Junto a Alá y a Yahvé, en nombre del Dios cristiano se ha
matado a más hombres, mujeres y niños que bajo cualquier otra causa. Si toda
religión ha sido siempre fuente y origen de violencias extremas, el catolicismo
ha destacado por su virulencia, inclemencia y crueldad, de modo que debemos
reconocer con honesta objetividad que los Papas y La curia son sus responsables.
Quiero decir que a la hora de hablar de los papados, no podemos mirar hacia
otro lugar como si esos señores ungidos por el mismísimo Dios en su inefabilidad
y santidad no tuviesen nada que ver con los episodios más deleznables de la
Historia de la humanidad.
Los Papas han jugado un papel fundamental en la historia política
porque no sólo han provocado guerras en todos los países de Europa durante todo
el segundo milenio, sino que bajo su solideo militar y con báculo de hierro, millones
de personas de otros continentes y otras culturas han sido sometidas con la
imagen de la santísima Cruz para ocupar, exterminar y extraer riquezas. Lo
llamaron evangelización.
Todavía en pleno siglo XX el mundo contempló impertérrito el
apoyo papal al general Franco y el célebre concordato firmado por Pío XII en 1953
que reconocía la legitimidad de la
dictadura y que establecía, por ejemplo, la obligatoriedad de los matrimonios
católicos, exenciones fiscales para bienes y actividades de la Iglesia, censura
religiosa establecida, derecho a constituir universidades, monopolio sobre la
enseñanza religiosa y un largo etcétera de prebendas que no sólo configuró
nuestro país como nacionalcatólico, sino que introdujo al franquismo en la
senda del reconocimiento de la comunidad internacional.
Hoy en día el concordato, con varias modificaciones lógicas,
no sólo sigue vigente sino que tiene rango de ley de Tratado Internacional. Es
tal el poder de los Papas, que sólo hay en el mundo nueve países sin concordato.
Es tal su influencia internacional que a pesar de su
actividad criminal a lo largo de los siglos, al país que aloja al Papa le
llamamos la Santa Sede, donde el epíteto ha devenido sustantivo que camufla
tanta sangre, pobreza, explotación y horror ocasionados.

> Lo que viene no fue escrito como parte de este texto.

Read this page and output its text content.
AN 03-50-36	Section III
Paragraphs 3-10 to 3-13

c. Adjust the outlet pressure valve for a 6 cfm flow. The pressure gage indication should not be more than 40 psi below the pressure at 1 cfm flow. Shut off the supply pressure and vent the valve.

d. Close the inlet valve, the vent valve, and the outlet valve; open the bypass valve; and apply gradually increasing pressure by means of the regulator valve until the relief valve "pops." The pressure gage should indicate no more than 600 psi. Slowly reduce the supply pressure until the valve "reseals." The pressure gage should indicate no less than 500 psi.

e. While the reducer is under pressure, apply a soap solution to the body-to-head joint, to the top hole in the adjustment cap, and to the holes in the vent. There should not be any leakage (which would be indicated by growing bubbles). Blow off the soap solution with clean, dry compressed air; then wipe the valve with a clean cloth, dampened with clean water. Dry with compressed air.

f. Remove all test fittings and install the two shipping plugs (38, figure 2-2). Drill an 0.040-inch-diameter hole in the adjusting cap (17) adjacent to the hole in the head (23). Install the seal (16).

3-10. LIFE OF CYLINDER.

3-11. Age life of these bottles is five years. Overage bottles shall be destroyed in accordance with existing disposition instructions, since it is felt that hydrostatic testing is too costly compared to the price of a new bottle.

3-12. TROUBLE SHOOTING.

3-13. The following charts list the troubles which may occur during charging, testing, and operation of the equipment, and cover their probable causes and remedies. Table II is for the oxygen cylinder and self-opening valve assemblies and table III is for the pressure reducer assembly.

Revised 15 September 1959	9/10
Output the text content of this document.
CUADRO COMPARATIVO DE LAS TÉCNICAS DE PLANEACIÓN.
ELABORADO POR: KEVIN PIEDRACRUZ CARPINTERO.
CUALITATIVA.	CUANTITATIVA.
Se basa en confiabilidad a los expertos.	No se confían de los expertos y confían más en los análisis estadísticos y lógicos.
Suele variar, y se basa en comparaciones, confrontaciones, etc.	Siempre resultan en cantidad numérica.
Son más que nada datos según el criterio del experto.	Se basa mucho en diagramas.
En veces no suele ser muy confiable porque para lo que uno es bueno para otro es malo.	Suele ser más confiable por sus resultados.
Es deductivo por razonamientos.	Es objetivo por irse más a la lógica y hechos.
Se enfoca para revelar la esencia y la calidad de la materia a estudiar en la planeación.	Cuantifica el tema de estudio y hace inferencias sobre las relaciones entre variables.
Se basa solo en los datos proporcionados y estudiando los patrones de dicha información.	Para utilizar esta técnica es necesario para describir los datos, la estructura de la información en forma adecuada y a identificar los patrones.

El ocultamiento y el papel de cómplice necesario de abusos
sexuales hacia niños y niñas es otro de las grandes aportaciones de los papados
para la humanidad. Llegado el asunto a niveles tan infames de práctica criminal
habitual, en una novedosa y audaz decisión vaticana, los poderes de la iglesia
decidieron jubilar a Joseph Aloisius Ratzinger para evitar el escándalo
global que presumiblemente salpicaría al trono de San Pedro con pruebas de
nefanda pederastia papal.
En su lugar, con el fin de borrar semejante corrupción moral
y supuestamente para recuperar la credibilidad de la institución, quién mejor que
un campechano argentino, hincha del San Lorenzo, admirador confeso de Pink Floyd,
hombre afable y amable, con aspecto de bonachón, defensor de los humildes, y
extraordinariamente comprensivo con todo aquellos hábitos que décadas atrás su
iglesia señalaba como pecado.
El Papa Francisco, a pesar de que bajo su pontificado los curas
pederastas han continuado impunes y siguen sin rendir cuentas de sus fechorías
ante la justicia civil, ha supuesto un aparente cambio de rumbo en las
políticas y las formas vaticanas. Fue, es y seguirá siendo la Iglesia Católica
un organismo tan reaccionario ante los avances y los cambios sociales, que
cuando un Papa ofrece cualquier variación de signo, digamos mínimamente progresista,
se le pondera como revolucionario y causa la admiración y la loa no sólo de los
líderes de izquierdas, sino de los medios de comunicación afines, que ven en su
figura poco menos que a un San Lenin.
No seré yo quien ponga en duda el valor de esa intrepidez
ideológica, pero mucho me temo que, cumplido su cometido -más de lavado de
imagen, de carácter comunicativo o marquetiniano que de política efectiva- la
cosecha del recién fallecido Papa Francisco no es muy diferente a la de otros
papados. Los pecados y los horrores causados por la Iglesia y los sucesivos
papados a lo largo de su historia no se borran con una sonrisa bondadosa, una
entrevista con Jordi Évole o media docena de anuncios más o menos sorprendentes
y epatantes.
Jorge Mario Bergoglio adoptó el nombre San Francisco de Asís, hijo
de un próspero comerciante que renunció a las riquezas y al poder. Como
declaración de intenciones no estuvo nada mal. La figura histórica y espiritual
de San Francisco, de hecho, actúa como la metáfora de la que debería ser su
Iglesia, el despojamiento de toda riqueza, la renuncia a todo poder terrenal, el
auxilio del vulnerable y la búsqueda de la paz.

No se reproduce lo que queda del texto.